Olena, Yuliia and Diana
The three of them have found refuge in a small village on the Italian Riviera with four young children, for whom we are providing computers for home schooling.
Natalia, Inna, Nadiia, Ksenia and Daria
Three generations of the same family whom we are helping out with payments of rent in Sanremo on the Italian Riviera.
Four young refugees in Varese, who are in no need of financial support but for whose integrity we are guaranteeing.
Ira, Ksenia and Marko
Ira and Xania fled Odessa with little Marco, 5, and are trying to build up a peaceful lifespan working in the fashion and beauty sector in Como/MIlan until they can return home.
We helped Vladimir, a civil engineer who escaped Kharkiv with his family, including a disabled daughter, find a job on a construction site in Como, as well as adequate housing.
Tetiana and her two teenage children found a safe haven in Como from the horrors they witnessed in Kiev, which heavily impacted them both physically and mentally
We came across many other life paths and stories and tried to lend a helping hand and comforting word where possible, always encountering grateful people, positive outlooks, resilient personalities, strong willpower, incredible adaptability and resourcefulness.

Thoughts from Ukraine.

What will war mean for us today? Fear, uncertainty, panic, pain, hatred, pride in being Ukrainian and for one’s country, great gratitude to the Armed Forces.

In the first days of the war there was fear and total uncertainty … In the first days of the war, only feelings of fear prevailed over all emotions. Feelings of complete uncertainty for the next day: if there will be bombs, if there will be sirens, if there will be tomorrow.

The siren roars at 2 am, and you wake up from this howl and feel the beating of your heart and the coldness of your body. You can clearly feel each of your tense muscles and brain fog, which works as if in slow motion. You don’t let go of your phone and browse all possible news feeds, scroll in panic that you might miss something. You panic for your fathers and brothers, that they might have to go to the hotspots of the hostilities.
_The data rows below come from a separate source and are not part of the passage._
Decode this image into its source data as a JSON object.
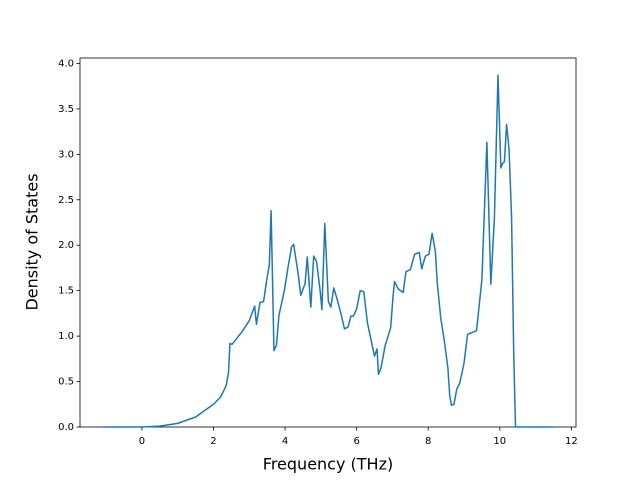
{
  "chart_data": {
    "type": "line",
    "x_label": "Frequency (THz)",
    "y_label": "Density of States",
    "x": [
      -1.1,
      0,
      0.5,
      1.0,
      1.5,
      2.0,
      2.2,
      2.35,
      2.42,
      2.46,
      2.52,
      2.6,
      2.8,
      3.0,
      3.15,
      3.2,
      3.3,
      3.4,
      3.5,
      3.56,
      3.61,
      3.69,
      3.76,
      3.83,
      3.98,
      4.08,
      4.18,
      4.24,
      4.36,
      4.44,
      4.56,
      4.62,
      4.72,
      4.8,
      4.88,
      4.98,
      5.03,
      5.11,
      5.21,
      5.28,
      5.36,
      5.46,
      5.56,
      5.66,
      5.76,
      5.84,
      5.91,
      6.0,
      6.1,
      6.2,
      6.3,
      6.45,
      6.5,
      6.57,
      6.61,
      6.68,
      6.8,
      6.95,
      7.02,
      7.06,
      7.16,
      7.3,
      7.38,
      7.5,
      7.62,
      7.75,
      7.82,
      7.92,
      8.02,
      8.11,
      8.2,
      8.25,
      8.35,
      8.45,
      8.55,
      8.6,
      8.65,
      8.72,
      8.8,
      8.88,
      9.0,
      9.1,
      9.35,
      9.5,
      9.64,
      9.75,
      9.85,
      9.95,
      10.03,
      10.08,
      10.13,
      10.19,
      10.26,
      10.33,
      10.39,
      10.44,
      11.5
    ],
    "series": [
      {
        "name": "DOS",
        "color": "#1f77b4",
        "values": [
          0,
          0,
          0.01,
          0.04,
          0.11,
          0.25,
          0.33,
          0.45,
          0.6,
          0.92,
          0.91,
          0.95,
          1.05,
          1.17,
          1.33,
          1.13,
          1.37,
          1.38,
          1.65,
          1.78,
          2.38,
          0.84,
          0.9,
          1.23,
          1.5,
          1.75,
          1.98,
          2.01,
          1.7,
          1.45,
          1.58,
          1.87,
          1.32,
          1.88,
          1.82,
          1.5,
          1.29,
          2.24,
          1.38,
          1.32,
          1.53,
          1.4,
          1.25,
          1.08,
          1.1,
          1.22,
          1.22,
          1.3,
          1.5,
          1.49,
          1.15,
          0.87,
          0.78,
          0.86,
          0.58,
          0.65,
          0.9,
          1.09,
          1.45,
          1.6,
          1.52,
          1.48,
          1.71,
          1.73,
          1.9,
          1.92,
          1.74,
          1.88,
          1.9,
          2.13,
          1.93,
          1.6,
          1.2,
          0.95,
          0.65,
          0.35,
          0.24,
          0.25,
          0.42,
          0.48,
          0.7,
          1.02,
          1.06,
          1.62,
          3.13,
          1.57,
          2.3,
          3.87,
          2.85,
          2.9,
          2.92,
          3.33,
          3.05,
          2.3,
          0.8,
          0,
          0
        ]
      }
    ],
    "xlim": [
      -1.73,
      12.13
    ],
    "ylim": [
      0,
      4.06
    ],
    "xticks": [
      0,
      2,
      4,
      6,
      8,
      10,
      12
    ],
    "yticks": [
      {
        "value": 0,
        "label": "0.0"
      },
      {
        "value": 0.5,
        "label": "0.5"
      },
      {
        "value": 1,
        "label": "1.0"
      },
      {
        "value": 1.5,
        "label": "1.5"
      },
      {
        "value": 2,
        "label": "2.0"
      },
      {
        "value": 2.5,
        "label": "2.5"
      },
      {
        "value": 3,
        "label": "3.0"
      },
      {
        "value": 3.5,
        "label": "3.5"
      },
      {
        "value": 4,
        "label": "4.0"
      }
    ],
    "grid": false
  }
}
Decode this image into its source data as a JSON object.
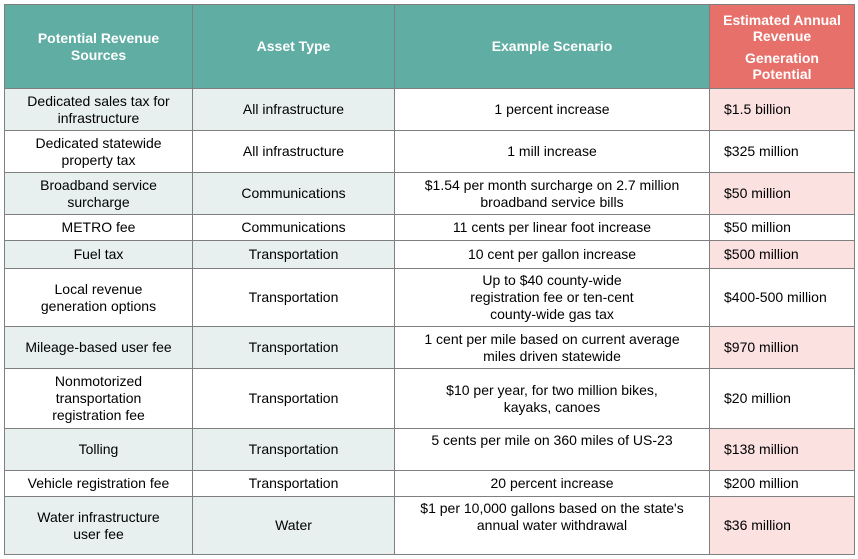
{
  "headers": {
    "source": "Potential Revenue Sources",
    "asset_type": "Asset Type",
    "scenario": "Example Scenario",
    "revenue_line1": "Estimated Annual Revenue",
    "revenue_line2": "Generation Potential"
  },
  "colors": {
    "header_teal": "#5fada3",
    "header_salmon": "#e8706a",
    "row_teal_tint": "#e7f0ef",
    "row_pink_tint": "#fbe1e0"
  },
  "rows": [
    {
      "source": "Dedicated sales tax for\ninfrastructure",
      "asset": "All infrastructure",
      "scenario": "1 percent increase",
      "revenue": "$1.5 billion"
    },
    {
      "source": "Dedicated statewide\nproperty tax",
      "asset": "All infrastructure",
      "scenario": "1 mill increase",
      "revenue": "$325 million"
    },
    {
      "source": "Broadband service\nsurcharge",
      "asset": "Communications",
      "scenario": "$1.54 per month surcharge on 2.7 million\nbroadband  service bills",
      "revenue": "$50 million"
    },
    {
      "source": "METRO fee",
      "asset": "Communications",
      "scenario": "11 cents per linear foot increase",
      "revenue": "$50 million"
    },
    {
      "source": "Fuel tax",
      "asset": "Transportation",
      "scenario": "10 cent per gallon increase",
      "revenue": "$500  million"
    },
    {
      "source": "Local revenue\ngeneration  options",
      "asset": "Transportation",
      "scenario": "Up to $40 county-wide\nregistration  fee or ten-cent\ncounty-wide gas tax",
      "revenue": "$400-500  million"
    },
    {
      "source": "Mileage-based  user fee",
      "asset": "Transportation",
      "scenario": "1 cent per mile based on current average\nmiles driven statewide",
      "revenue": "$970 million"
    },
    {
      "source": "Nonmotorized\ntransportation\nregistration  fee",
      "asset": "Transportation",
      "scenario": "$10 per year, for two million bikes,\nkayaks, canoes",
      "revenue": "$20 million"
    },
    {
      "source": "Tolling",
      "asset": "Transportation",
      "scenario": "5 cents per mile on 360 miles of US-23",
      "revenue": "$138 million"
    },
    {
      "source": "Vehicle registration  fee",
      "asset": "Transportation",
      "scenario": "20 percent increase",
      "revenue": "$200 million"
    },
    {
      "source": "Water infrastructure\nuser fee",
      "asset": "Water",
      "scenario": "$1 per 10,000 gallons based on the state's\nannual water withdrawal",
      "revenue": "$36 million"
    }
  ]
}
You go crazy looking for bulletproof vests, helmets and weapons. You begin to understand the specifics of all military ammunition. At night, you learn how to use a gun.
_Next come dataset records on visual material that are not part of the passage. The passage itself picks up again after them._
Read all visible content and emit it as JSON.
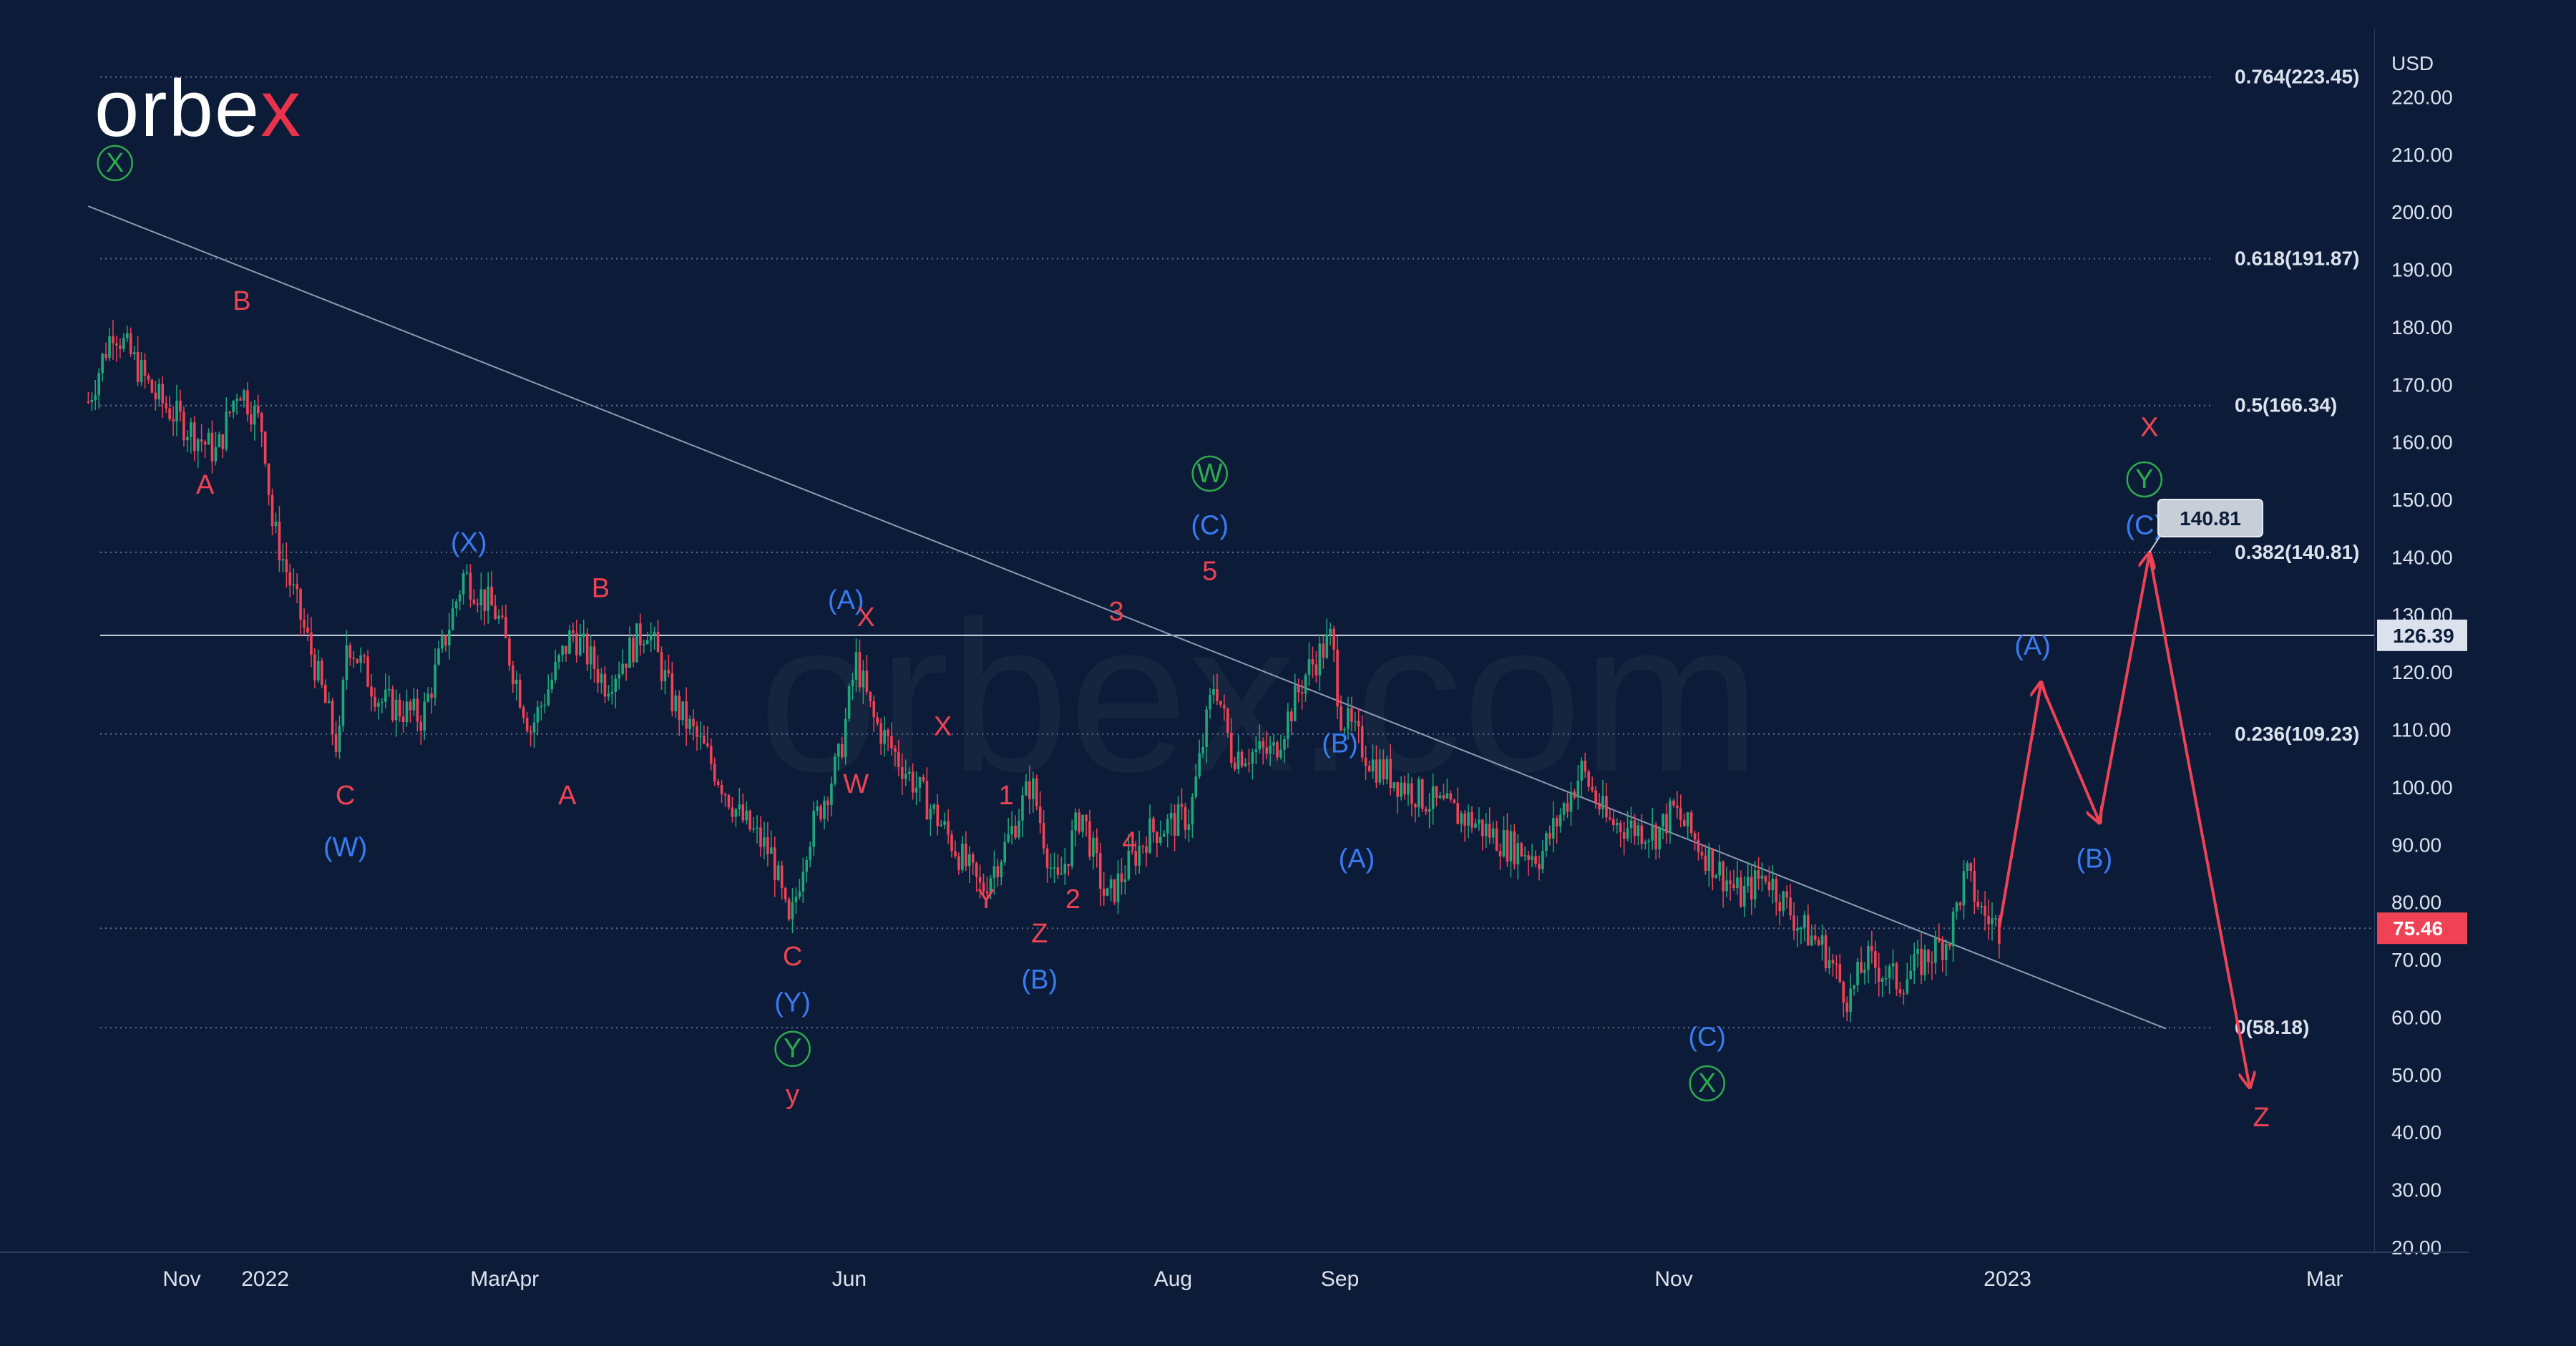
{
  "brand": {
    "name_left": "orbe",
    "name_x": "x",
    "watermark": "orbex.com"
  },
  "colors": {
    "bg": "#0c1c38",
    "red": "#ef4254",
    "blue": "#3a7bf2",
    "green": "#2eaa4e",
    "grid": "#2a3b5c",
    "text": "#dbe2ee"
  },
  "chart_data": {
    "type": "candlestick",
    "currency": "USD",
    "ylim": [
      20,
      230
    ],
    "yticks": [
      "220.00",
      "210.00",
      "200.00",
      "190.00",
      "180.00",
      "170.00",
      "160.00",
      "150.00",
      "140.00",
      "130.00",
      "120.00",
      "110.00",
      "100.00",
      "90.00",
      "80.00",
      "70.00",
      "60.00",
      "50.00",
      "40.00",
      "30.00",
      "20.00"
    ],
    "yticks_values": [
      220,
      210,
      200,
      190,
      180,
      170,
      160,
      150,
      140,
      130,
      120,
      110,
      100,
      90,
      80,
      70,
      60,
      50,
      40,
      30,
      20
    ],
    "xticks": [
      {
        "label": "Nov",
        "t": 0.06
      },
      {
        "label": "2022",
        "t": 0.56
      },
      {
        "label": "Mar",
        "t": 1.9
      },
      {
        "label": "Apr",
        "t": 2.1
      },
      {
        "label": "Jun",
        "t": 4.06
      },
      {
        "label": "Aug",
        "t": 6.0
      },
      {
        "label": "Sep",
        "t": 7.0
      },
      {
        "label": "Nov",
        "t": 9.0
      },
      {
        "label": "2023",
        "t": 11.0
      },
      {
        "label": "Mar",
        "t": 12.9
      }
    ],
    "fib_levels": [
      {
        "label": "0.764(223.45)",
        "value": 223.45
      },
      {
        "label": "0.618(191.87)",
        "value": 191.87
      },
      {
        "label": "0.5(166.34)",
        "value": 166.34
      },
      {
        "label": "0.382(140.81)",
        "value": 140.81
      },
      {
        "label": "0.236(109.23)",
        "value": 109.23
      },
      {
        "label": "0(58.18)",
        "value": 58.18
      }
    ],
    "price_lines": [
      {
        "label": "126.39",
        "value": 126.39,
        "style": "gray"
      },
      {
        "label": "75.46",
        "value": 75.46,
        "style": "red"
      }
    ],
    "callout": {
      "label": "140.81",
      "value": 140.81
    },
    "trendline": {
      "from": [
        -0.5,
        201
      ],
      "to": [
        11.95,
        58
      ]
    },
    "price_path": [
      [
        -0.5,
        167
      ],
      [
        -0.35,
        180
      ],
      [
        -0.1,
        168
      ],
      [
        0.15,
        161
      ],
      [
        0.27,
        158
      ],
      [
        0.4,
        170
      ],
      [
        0.55,
        162
      ],
      [
        0.6,
        146
      ],
      [
        0.85,
        122
      ],
      [
        1.0,
        106
      ],
      [
        1.05,
        126
      ],
      [
        1.25,
        115
      ],
      [
        1.5,
        112
      ],
      [
        1.75,
        137
      ],
      [
        1.95,
        130
      ],
      [
        2.15,
        110
      ],
      [
        2.4,
        127
      ],
      [
        2.6,
        118
      ],
      [
        2.85,
        128
      ],
      [
        3.0,
        115
      ],
      [
        3.2,
        106
      ],
      [
        3.4,
        95
      ],
      [
        3.6,
        88
      ],
      [
        3.7,
        75
      ],
      [
        3.8,
        90
      ],
      [
        4.0,
        105
      ],
      [
        4.1,
        122
      ],
      [
        4.2,
        112
      ],
      [
        4.35,
        105
      ],
      [
        4.6,
        94
      ],
      [
        4.85,
        82
      ],
      [
        5.0,
        90
      ],
      [
        5.15,
        101
      ],
      [
        5.3,
        82
      ],
      [
        5.45,
        96
      ],
      [
        5.6,
        80
      ],
      [
        5.85,
        92
      ],
      [
        6.1,
        95
      ],
      [
        6.25,
        119
      ],
      [
        6.35,
        106
      ],
      [
        6.6,
        106
      ],
      [
        6.8,
        120
      ],
      [
        6.95,
        126
      ],
      [
        7.0,
        113
      ],
      [
        7.2,
        104
      ],
      [
        7.5,
        98
      ],
      [
        7.8,
        94
      ],
      [
        8.0,
        90
      ],
      [
        8.2,
        88
      ],
      [
        8.45,
        103
      ],
      [
        8.6,
        94
      ],
      [
        8.9,
        92
      ],
      [
        9.0,
        96
      ],
      [
        9.2,
        88
      ],
      [
        9.4,
        81
      ],
      [
        9.55,
        85
      ],
      [
        9.75,
        76
      ],
      [
        9.9,
        72
      ],
      [
        10.05,
        63
      ],
      [
        10.15,
        70
      ],
      [
        10.35,
        66
      ],
      [
        10.5,
        70
      ],
      [
        10.65,
        74
      ],
      [
        10.75,
        85
      ],
      [
        10.85,
        78
      ],
      [
        10.95,
        75.46
      ]
    ],
    "projection": [
      [
        10.95,
        75.46
      ],
      [
        11.2,
        118
      ],
      [
        11.55,
        94
      ],
      [
        11.85,
        140.5
      ],
      [
        12.45,
        48
      ]
    ],
    "wave_labels": [
      {
        "text": "X",
        "t": -0.34,
        "v": 207,
        "c": "green",
        "circle": true
      },
      {
        "text": "B",
        "t": 0.42,
        "v": 183,
        "c": "red"
      },
      {
        "text": "A",
        "t": 0.2,
        "v": 151,
        "c": "red"
      },
      {
        "text": "C",
        "t": 1.04,
        "v": 97,
        "c": "red"
      },
      {
        "text": "(W)",
        "t": 1.04,
        "v": 88,
        "c": "blue"
      },
      {
        "text": "(X)",
        "t": 1.78,
        "v": 141,
        "c": "blue"
      },
      {
        "text": "B",
        "t": 2.57,
        "v": 133,
        "c": "red"
      },
      {
        "text": "A",
        "t": 2.37,
        "v": 97,
        "c": "red"
      },
      {
        "text": "C",
        "t": 3.72,
        "v": 69,
        "c": "red"
      },
      {
        "text": "(Y)",
        "t": 3.72,
        "v": 61,
        "c": "blue"
      },
      {
        "text": "Y",
        "t": 3.72,
        "v": 53,
        "c": "green",
        "circle": true
      },
      {
        "text": "y",
        "t": 3.72,
        "v": 45,
        "c": "red"
      },
      {
        "text": "(A)",
        "t": 4.04,
        "v": 131,
        "c": "blue"
      },
      {
        "text": "X",
        "t": 4.16,
        "v": 128,
        "c": "red"
      },
      {
        "text": "W",
        "t": 4.1,
        "v": 99,
        "c": "red"
      },
      {
        "text": "X",
        "t": 4.62,
        "v": 109,
        "c": "red"
      },
      {
        "text": "1",
        "t": 5.0,
        "v": 97,
        "c": "red"
      },
      {
        "text": "Y",
        "t": 4.88,
        "v": 79,
        "c": "red"
      },
      {
        "text": "Z",
        "t": 5.2,
        "v": 73,
        "c": "red"
      },
      {
        "text": "(B)",
        "t": 5.2,
        "v": 65,
        "c": "blue"
      },
      {
        "text": "2",
        "t": 5.4,
        "v": 79,
        "c": "red"
      },
      {
        "text": "3",
        "t": 5.66,
        "v": 129,
        "c": "red"
      },
      {
        "text": "4",
        "t": 5.74,
        "v": 89,
        "c": "red"
      },
      {
        "text": "5",
        "t": 6.22,
        "v": 136,
        "c": "red"
      },
      {
        "text": "(C)",
        "t": 6.22,
        "v": 144,
        "c": "blue"
      },
      {
        "text": "W",
        "t": 6.22,
        "v": 153,
        "c": "green",
        "circle": true
      },
      {
        "text": "(B)",
        "t": 7.0,
        "v": 106,
        "c": "blue"
      },
      {
        "text": "(A)",
        "t": 7.1,
        "v": 86,
        "c": "blue"
      },
      {
        "text": "(C)",
        "t": 9.2,
        "v": 55,
        "c": "blue"
      },
      {
        "text": "X",
        "t": 9.2,
        "v": 47,
        "c": "green",
        "circle": true
      },
      {
        "text": "(A)",
        "t": 11.15,
        "v": 123,
        "c": "blue"
      },
      {
        "text": "(B)",
        "t": 11.52,
        "v": 86,
        "c": "blue"
      },
      {
        "text": "(C)",
        "t": 11.82,
        "v": 144,
        "c": "blue"
      },
      {
        "text": "Y",
        "t": 11.82,
        "v": 152,
        "c": "green",
        "circle": true
      },
      {
        "text": "X",
        "t": 11.85,
        "v": 161,
        "c": "red"
      },
      {
        "text": "Z",
        "t": 12.52,
        "v": 41,
        "c": "red"
      }
    ]
  }
}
After you recover from the amazement you start thinking that at least you can try to be useful. You ask yourself questions: what can I do, what can I do? In desperation you try to jump in somewhere and do something – send funds to purchase caps, uniforms, and other necessities; buy tickets and transfer the family of an unknown fighter across the country; give your phone to a friend who is already on the front line; set up a warehouse with the help of the soldiers, where vegetables from a farm can be delivered.

And all the time you are actively thinking about how to continue living.
On my parents’ farm, we have decided to start sowing seeds as planned, accumulated all the resources and started to do all the work. And this has brought great certainty and support into everyday life, it gives motivation and strength.